Can fastText train doc/sentence embedding?

facebookresearch / fastText

Library for fast text representation and classification.

https://fasttext.cc/

MIT License

25.8k stars 4.71k forks source link

Can fastText train doc/sentence embedding? #623

Open letotefrank opened 6 years ago

letotefrank commented 6 years ago

hello! Question in title, no label data，not classification task thank you for your reply！

yunhenk commented 6 years ago

You may refer to this work: https://github.com/epfml/sent2vec

letotefrank commented 6 years ago

@yunhenk How to repeat training, secondary training based on a model in Python？Thanks!

yunhenk commented 6 years ago

Fasttext seems can't recover from a trained model, but you can try hacking the code. On the other hand, you can pretrain by setting the 'pretrainedVectors' parameter.

letotefrank commented 6 years ago

@yunhenk Can you take a example? (setting the 'pretrainedVectors' parameter),thank you

yunhenk commented 6 years ago

see https://github.com/facebookresearch/fastText#full-documentation

letotefrank commented 5 years ago

@yunhenk I'm trying to fine tune on this basis(wiki.zh.vec) in Python, but the results is bad.The original word vector(wiki.zh.ve) became zero.

Note: 'my_data.txt' is my corpus.It is data sentence by sentence. # fit model = train_unsupervised( input=os.path.join('./data', 'my_data.txt'), model='skipgram', minCount=1, dim=300, pretrainedVectors="./vec/wiki.zh.vec" )

Thank you for you reply!

yunhenk commented 5 years ago

@letotefrank You can try debugging the code to find the problem.

letotefrank commented 5 years ago

@yunhenk Is it convenient to contact you? my WeChat: lcy20101129

jaytimbadia commented 3 years ago

You may refer to this work: https://github.com/epfml/sent2vec

Hi, Really great source!!

I just have one question.

Which one (FastText, word2vec, glove) is good in getting better sentence embedding from respective word vectors by averaging them?

Which according to you will give better results on search results for sentences if I embed them?

yunhenk commented 3 years ago

You may refer to this work: https://github.com/epfml/sent2vec

Hi, Really great source!!

I just have one question.

Which one (FastText, word2vec, glove) is good in getting better sentence embedding from respective word vectors by averaging them?

Which according to you will give better results on search results for sentences if I embed them?

Bert would be better for sentence searching

jaytimbadia commented 3 years ago

My hardware restricts me from using Bert.

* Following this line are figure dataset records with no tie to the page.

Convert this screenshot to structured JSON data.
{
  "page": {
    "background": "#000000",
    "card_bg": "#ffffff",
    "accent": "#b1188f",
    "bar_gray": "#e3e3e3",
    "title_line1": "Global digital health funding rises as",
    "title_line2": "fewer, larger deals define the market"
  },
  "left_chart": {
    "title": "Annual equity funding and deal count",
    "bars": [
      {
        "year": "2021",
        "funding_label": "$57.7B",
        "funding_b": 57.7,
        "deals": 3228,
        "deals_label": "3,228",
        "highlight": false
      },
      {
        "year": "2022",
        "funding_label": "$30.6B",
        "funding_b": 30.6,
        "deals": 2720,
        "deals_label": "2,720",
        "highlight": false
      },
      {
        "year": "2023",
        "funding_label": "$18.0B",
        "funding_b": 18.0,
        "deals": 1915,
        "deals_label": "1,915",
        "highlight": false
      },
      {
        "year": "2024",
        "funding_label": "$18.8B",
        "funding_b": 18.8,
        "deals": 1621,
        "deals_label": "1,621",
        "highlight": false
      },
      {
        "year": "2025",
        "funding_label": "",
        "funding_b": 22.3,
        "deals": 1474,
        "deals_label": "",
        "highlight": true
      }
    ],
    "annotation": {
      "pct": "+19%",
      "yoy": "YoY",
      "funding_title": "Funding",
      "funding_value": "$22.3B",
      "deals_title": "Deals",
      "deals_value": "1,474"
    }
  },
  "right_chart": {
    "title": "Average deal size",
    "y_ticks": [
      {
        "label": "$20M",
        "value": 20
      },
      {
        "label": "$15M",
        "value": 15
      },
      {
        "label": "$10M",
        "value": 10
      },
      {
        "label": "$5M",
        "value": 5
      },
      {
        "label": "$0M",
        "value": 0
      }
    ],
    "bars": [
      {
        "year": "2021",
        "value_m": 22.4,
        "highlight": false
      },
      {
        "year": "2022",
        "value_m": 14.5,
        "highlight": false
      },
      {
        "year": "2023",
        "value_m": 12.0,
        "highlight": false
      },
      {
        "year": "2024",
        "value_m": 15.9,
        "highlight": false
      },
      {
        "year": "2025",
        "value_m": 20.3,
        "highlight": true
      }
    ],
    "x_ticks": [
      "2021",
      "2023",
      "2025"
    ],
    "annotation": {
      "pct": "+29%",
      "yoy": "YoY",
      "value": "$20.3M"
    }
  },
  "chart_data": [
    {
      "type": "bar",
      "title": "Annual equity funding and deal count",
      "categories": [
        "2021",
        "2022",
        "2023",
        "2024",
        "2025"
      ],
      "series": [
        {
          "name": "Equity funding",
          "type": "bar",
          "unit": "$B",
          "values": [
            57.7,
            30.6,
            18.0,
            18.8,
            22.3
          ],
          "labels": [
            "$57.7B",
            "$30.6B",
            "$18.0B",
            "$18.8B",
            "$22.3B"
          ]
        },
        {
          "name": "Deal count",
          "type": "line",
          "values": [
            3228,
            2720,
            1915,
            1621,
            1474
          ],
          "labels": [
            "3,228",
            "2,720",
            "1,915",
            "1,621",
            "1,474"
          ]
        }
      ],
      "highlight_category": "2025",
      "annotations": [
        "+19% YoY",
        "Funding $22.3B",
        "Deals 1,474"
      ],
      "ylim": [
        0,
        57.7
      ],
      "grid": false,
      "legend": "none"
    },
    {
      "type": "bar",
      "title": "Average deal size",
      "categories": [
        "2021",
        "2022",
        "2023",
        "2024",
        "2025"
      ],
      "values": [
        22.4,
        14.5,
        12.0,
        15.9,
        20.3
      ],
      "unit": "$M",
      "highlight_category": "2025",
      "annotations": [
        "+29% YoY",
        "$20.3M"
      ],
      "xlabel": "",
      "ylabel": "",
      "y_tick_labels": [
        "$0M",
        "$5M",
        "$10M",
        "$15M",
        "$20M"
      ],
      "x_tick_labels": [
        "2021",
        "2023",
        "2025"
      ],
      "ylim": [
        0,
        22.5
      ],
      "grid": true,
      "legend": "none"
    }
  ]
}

Can you arrange above three in order of better sentence embedding on averaging?

On Sat, 19 Jun 2021, 08:47 yunhenk, @.***> wrote:

You may refer to this work: https://github.com/epfml/sent2vec

Hi, Really great source!!

I just have one question.

Which one (FastText, word2vec, glove) is good in getting better sentence embedding from respective word vectors by averaging them?

Which according to you will give better results on search results for sentences if I embed them?

Bert would be better for sentence searching

— You are receiving this because you commented. Reply to this email directly, view it on GitHub https://github.com/facebookresearch/fastText/issues/623#issuecomment-864347546, or unsubscribe https://github.com/notifications/unsubscribe-auth/AJOJERT3RAG4SCSIJUJKD2DTTQD4BANCNFSM4FRD36ZQ .

yunhenk commented 3 years ago

My hardware restricts me from using Bert. Can you arrange above three in order of better sentence embedding on averaging? … On Sat, 19 Jun 2021, 08:47 yunhenk, @.***> wrote: You may refer to this work: https://github.com/epfml/sent2vec Hi, Really great source!! I just have one question. Which one (FastText, word2vec, glove) is good in getting better sentence embedding from respective word vectors by averaging them? Which according to you will give better results on search results for sentences if I embed them? Bert would be better for sentence searching — You are receiving this because you commented. Reply to this email directly, view it on GitHub <#623 (comment)>, or unsubscribe https://github.com/notifications/unsubscribe-auth/AJOJERT3RAG4SCSIJUJKD2DTTQD4BANCNFSM4FRD36ZQ .

I think fasttext 's word embedding is almost the same as word2vector ,glove might be better according to glove's authors. But I recommend you'd better do some evaluation on your dataset.